Bei einem Florabesuch mit Verwandten und Freunden würde ich natürlich auch gerne im Cafe eine genüssliche Pause einlegen, aber unter diesen Umständen schenkt man es sich lieber, denn dann ist es nicht nur nervig, sondern auch peinlich, so etwas kann man seinem Besuch nicht zumuten.

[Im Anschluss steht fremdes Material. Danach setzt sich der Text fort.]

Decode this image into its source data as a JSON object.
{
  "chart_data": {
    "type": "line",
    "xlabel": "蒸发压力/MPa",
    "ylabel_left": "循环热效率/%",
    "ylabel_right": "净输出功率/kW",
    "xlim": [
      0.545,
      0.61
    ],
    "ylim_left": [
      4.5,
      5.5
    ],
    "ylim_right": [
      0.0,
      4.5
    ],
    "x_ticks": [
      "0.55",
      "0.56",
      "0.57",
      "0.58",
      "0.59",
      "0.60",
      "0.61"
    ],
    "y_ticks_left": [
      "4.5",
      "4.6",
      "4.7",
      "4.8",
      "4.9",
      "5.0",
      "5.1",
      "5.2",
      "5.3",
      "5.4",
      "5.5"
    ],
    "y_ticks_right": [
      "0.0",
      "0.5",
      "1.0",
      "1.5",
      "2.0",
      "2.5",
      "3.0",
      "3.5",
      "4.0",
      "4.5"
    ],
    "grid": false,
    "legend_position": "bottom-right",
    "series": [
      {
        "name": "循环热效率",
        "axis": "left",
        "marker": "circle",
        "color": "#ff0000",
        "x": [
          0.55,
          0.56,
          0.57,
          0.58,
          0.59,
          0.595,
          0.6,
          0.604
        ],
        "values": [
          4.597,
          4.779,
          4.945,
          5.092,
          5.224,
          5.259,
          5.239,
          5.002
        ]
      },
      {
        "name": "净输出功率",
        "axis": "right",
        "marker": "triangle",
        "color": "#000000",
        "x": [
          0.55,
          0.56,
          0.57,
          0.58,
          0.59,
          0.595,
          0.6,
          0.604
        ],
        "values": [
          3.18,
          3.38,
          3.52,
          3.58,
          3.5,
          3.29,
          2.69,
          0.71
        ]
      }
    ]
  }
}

Zu guter Letzt noch: die ganzen Plastetaschen kann man jeweils am Tisch stehen lassen, sie werden zwischendurch eingesammelt. Ist das Geschirr nicht schon von den Gästen selbst zurück in die Taschen geräumt worden, wird es geräuschvoll klirrend vom Personal in die Taschen verfrachtet, was wohl auch den Katscher an meinem Becher erklärt, was man aber erst bemerkt, wenn man den Gummideckel entfernt hat.

All das wird dem edel sanierten Floragebäude für mich nicht gerecht und auch nicht den ordentlichen Preisen im Café.

Und nachdem ein Besucher bereits im großen Garten umhergelaufen ist, würden sich auch seine Füße freuen, wenn man sich einfach an einen Tisch setzen könnte und nur auf die Bedienung warten müsste…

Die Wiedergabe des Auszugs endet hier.